I went to a reunion of a group of 30-somethings who had been the teenagers in the church where I had been the youth minister.  It was exhilarating and humbling to see these people after almost 20 years.  We had grown up together.  Though I was supposedly their “leader”, I was only a few years older than many of them.  We had come through four years of wonderful, joyful, confusing, and painful times together; they as junior high, high school, and college students, I as a recent seminary graduate.

When I was asked to say a few words at the Saturday evening gathering, I stood for several seconds looking out over the 75 or so gathered there, overwhelmed with the sight and unable to speak.  When I got my wits about me, I told them how much they had meant to me using an Old Testament metaphor.

There are many stories of people constructing altars to commemorate significant events.  Those altars were sometimes carefully constructed.  At other times they were simply rocks piled up.  Often the altars were anointed with oil or incense.  Sometimes animals were sacrificed.  Whatever was available was used to make the altar and the occasion special, memorable.  Sometimes those altars were built in the middle of the desert during the travels of some nomadic group such as the Children of Israel on their 40-year journey.  Often all that was left of their travel and their stay at a particular spot was the altar.  Years later, when another band of travelers ventured by, they would see the pile of rocks.  They might know what happened there.  They might not.  Legends may have grown out of some of those altars.  Regardless of what was not known, what was known was that something significant happened there.

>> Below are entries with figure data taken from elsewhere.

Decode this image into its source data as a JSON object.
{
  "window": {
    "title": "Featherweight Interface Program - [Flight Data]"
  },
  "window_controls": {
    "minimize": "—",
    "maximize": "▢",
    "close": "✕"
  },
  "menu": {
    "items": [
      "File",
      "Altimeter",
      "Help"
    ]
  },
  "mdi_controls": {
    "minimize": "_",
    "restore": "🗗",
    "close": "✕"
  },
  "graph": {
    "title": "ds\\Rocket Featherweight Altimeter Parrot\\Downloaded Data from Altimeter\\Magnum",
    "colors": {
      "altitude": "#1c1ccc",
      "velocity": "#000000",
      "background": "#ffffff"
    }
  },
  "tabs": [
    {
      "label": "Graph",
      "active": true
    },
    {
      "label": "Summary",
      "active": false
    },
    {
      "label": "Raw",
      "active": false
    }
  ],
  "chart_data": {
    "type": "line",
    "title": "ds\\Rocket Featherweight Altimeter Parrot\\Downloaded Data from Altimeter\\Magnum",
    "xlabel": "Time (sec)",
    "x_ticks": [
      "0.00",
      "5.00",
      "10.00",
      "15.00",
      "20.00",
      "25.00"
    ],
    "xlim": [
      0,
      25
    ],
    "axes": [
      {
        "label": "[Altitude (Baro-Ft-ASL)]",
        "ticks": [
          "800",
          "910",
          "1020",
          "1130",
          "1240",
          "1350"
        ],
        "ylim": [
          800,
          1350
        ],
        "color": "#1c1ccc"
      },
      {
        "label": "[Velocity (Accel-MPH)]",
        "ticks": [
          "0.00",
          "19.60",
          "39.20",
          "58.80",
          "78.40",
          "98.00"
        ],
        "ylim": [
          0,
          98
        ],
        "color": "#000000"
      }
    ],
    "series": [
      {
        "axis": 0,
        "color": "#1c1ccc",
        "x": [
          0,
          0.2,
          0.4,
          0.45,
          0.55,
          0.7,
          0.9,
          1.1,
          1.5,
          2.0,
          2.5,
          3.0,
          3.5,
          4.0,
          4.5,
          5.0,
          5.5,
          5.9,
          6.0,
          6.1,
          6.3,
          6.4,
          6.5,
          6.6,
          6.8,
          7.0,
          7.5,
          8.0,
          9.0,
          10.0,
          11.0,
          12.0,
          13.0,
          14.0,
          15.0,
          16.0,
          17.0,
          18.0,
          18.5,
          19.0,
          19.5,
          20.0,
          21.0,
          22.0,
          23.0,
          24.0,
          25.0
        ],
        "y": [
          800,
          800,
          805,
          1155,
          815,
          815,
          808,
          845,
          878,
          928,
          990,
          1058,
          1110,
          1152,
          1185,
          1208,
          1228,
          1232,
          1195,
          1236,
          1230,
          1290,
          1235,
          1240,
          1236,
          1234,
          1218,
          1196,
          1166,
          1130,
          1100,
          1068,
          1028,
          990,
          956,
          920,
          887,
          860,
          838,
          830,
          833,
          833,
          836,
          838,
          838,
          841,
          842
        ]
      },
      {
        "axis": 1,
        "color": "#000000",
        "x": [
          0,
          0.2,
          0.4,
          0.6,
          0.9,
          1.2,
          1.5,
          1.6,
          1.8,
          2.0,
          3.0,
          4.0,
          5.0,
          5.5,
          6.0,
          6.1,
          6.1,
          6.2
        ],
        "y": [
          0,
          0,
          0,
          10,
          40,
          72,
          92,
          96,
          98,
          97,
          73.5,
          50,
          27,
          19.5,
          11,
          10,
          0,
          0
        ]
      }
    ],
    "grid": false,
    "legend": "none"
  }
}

I told this group of 30-something “kids” that in our time together, we were piling up rocks in each other’s lives.  We were constructing altars for each other.  Each of them had certainly contributed rocks to my altar I call “Woodlawn.”  The fact that each of them showed up was a clear sign that they each had their own altar that others in the room had helped them construct.

Whether or not we remember the details or even the specific people, each of us has had others at work in our lives.  Each of us is the beneficiary of the efforts of others who simply did their job to contribute rocks to our altar.  And our task is to make sure we are doing the same for others.  By showing up when we know we are needed, even if we don’t know what to say or do.  By providing a shoulder to lean on or cry on even when we feel inadequate or scared.  By challenging or confronting when we know that being nice would be easier but less compassionate.  By simply letting the person know you are there and they are not alone.

Our paths have altars along the way, landmarks in the middle of nowhere, made possible by others.  I can look back on those altars and be reminded that something important happened then and there, and I’m a different person because of it.